4,4 sur l’échelle de valeur d’Allociné. Voici, Closer ou 20 Minutes, toutes ces revues spécialisées dans le cinéma l’affirment : Ad Astra est un chef d’œuvre.
« Le dénouement atteint des sommets d’émotion » promet L’Express ; « Un très grand film » assure Elle ; « C’est beau à voir » affirme Le Nouvel observateur ; « Cette mise en espace dilate, agrandit, amplifie le nœud œdipien ; et en même temps, elle le dépouille, l’épure. Sur fond de grand monochrome noir constellé de faibles lueurs d’argent, le scénario grayen n’a jamais été aussi nu, linéaire, limpide, à l’os », détaille Les Inrocks (je n’ai pas pu me convaincre de réduire la citation tellement son auteur se regarde écrire). N’en jetez plus, on tient là le nouveau 2001, Kubrick a trouvé son maître, James Gray l’atomise.
Gray Gross Pitt
D’accord. Sauf que non. D’abord parce qu’on s’en fout du début à la fin de l’histoire (écrite par James Gray et son co-scénariste Ethan Gross) de Brad Pitt qui part retrouver son papa. On s’en moque éperdument que sa femme l’ait quitté. On s’en fiche de tout ce qui lui arrive, de son regard de poulet décapité, de la voix off qui rappelle les sombres heures de la première version de Blade Runner, des retrouvailles avec son daron dans une EHPAD volante et du refus de ce dernier de repartir sur Terre (probablement un spoil pour les gens qui voulaient voir le film, déso pas déso). Mais surtout parce que c’est totalement débile d’un point de vue scientifique.
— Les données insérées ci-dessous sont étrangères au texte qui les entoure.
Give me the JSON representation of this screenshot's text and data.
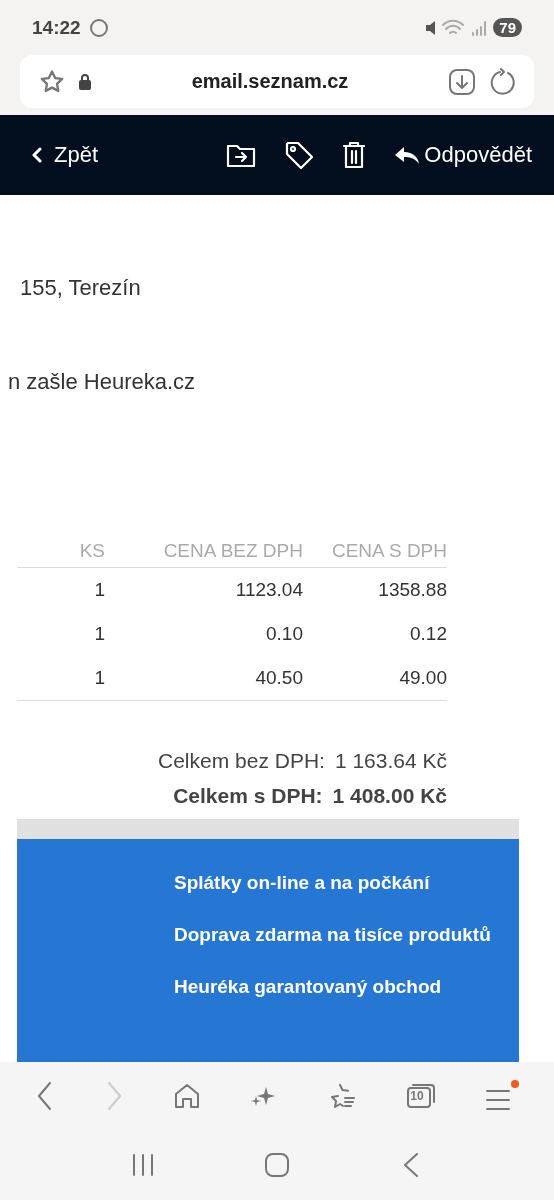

Soyons clair, je ne tiens pas les critiques de cinéma pour des spécialistes de l’astrophysique, et d’ailleurs moi non plus. Et je n’ai aucun mal à accepter les tirs lasers ou les explosions dans l’espace dans Star Wars ou n’importe quel autre film de SF. Mais là, James Gray raconte s’être inspiré d’Arthur C. Clarke (qui a dû se retourner dans sa tombe) et affirme avoir voulu réaliser un film proche de la réalité.
Sauf que si le début tient à peu près la route, dès qu’on part dans l’espace, on bascule dans le crétinisme total.
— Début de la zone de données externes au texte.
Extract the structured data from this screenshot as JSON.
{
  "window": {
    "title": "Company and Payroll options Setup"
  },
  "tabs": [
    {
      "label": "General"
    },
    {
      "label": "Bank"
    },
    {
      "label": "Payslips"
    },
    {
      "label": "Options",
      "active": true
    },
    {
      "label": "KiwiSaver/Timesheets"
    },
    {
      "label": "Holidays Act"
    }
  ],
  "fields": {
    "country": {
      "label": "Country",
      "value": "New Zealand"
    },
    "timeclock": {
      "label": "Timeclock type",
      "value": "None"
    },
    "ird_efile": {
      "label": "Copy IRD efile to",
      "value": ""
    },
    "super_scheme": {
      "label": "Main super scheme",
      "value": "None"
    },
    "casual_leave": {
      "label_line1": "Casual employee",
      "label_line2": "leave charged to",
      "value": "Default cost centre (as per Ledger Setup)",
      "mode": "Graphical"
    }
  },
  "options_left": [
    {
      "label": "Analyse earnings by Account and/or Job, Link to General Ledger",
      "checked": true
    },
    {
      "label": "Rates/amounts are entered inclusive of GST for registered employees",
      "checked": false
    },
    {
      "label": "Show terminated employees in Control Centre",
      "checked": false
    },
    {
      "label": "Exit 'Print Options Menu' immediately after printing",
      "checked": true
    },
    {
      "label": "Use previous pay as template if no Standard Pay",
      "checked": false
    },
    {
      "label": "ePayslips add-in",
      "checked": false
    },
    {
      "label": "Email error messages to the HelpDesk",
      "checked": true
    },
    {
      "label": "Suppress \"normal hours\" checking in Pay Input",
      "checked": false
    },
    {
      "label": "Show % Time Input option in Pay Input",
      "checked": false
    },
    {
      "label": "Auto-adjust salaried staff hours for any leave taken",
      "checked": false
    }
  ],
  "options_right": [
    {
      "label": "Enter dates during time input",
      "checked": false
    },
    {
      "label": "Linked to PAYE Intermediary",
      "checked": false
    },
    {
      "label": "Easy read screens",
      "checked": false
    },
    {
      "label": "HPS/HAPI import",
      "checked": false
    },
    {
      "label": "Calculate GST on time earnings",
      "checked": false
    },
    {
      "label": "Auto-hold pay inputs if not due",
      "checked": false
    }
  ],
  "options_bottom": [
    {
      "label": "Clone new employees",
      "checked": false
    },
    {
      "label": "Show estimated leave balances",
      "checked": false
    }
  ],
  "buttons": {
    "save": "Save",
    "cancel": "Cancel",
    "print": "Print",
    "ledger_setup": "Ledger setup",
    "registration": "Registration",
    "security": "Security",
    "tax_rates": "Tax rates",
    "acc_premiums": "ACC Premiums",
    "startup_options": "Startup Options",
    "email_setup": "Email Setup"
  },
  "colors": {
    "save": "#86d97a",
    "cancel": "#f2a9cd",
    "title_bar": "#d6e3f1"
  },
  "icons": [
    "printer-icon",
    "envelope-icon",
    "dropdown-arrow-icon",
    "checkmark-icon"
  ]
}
On avait dit pas la famille
Dans un futur (proche ou pas, démerdez-vous), Roy (Brad Pitt) est manutentionnaire (en réalité, il est Major de l’US Space Command (la force américaine de l’espace voulue par Donald Trump), mais dans les faits il visse des boulons et branche des fils électriques) le long d’une antenne ancrée sur Terre de plus de 30 km de haut. Il en tombe après qu’une surtension provoque l’explosion d’une partie de l’antenne (et plein d’autres dégâts sur notre planète).
Échappant de peu à la mort, il apprend que cette surtension provient d’un vaisseau spatial en orbite autour de Neptune à la recherche de vies extra-terrestres et dont on n’a plus de nouvelles depuis seize ans. Or, le chef de cette mission n’est autre que l’astronaute renommé Clifford (Tommy Lee Jones), le père de Brad ! Abandon, Rémi sans famille, toussa.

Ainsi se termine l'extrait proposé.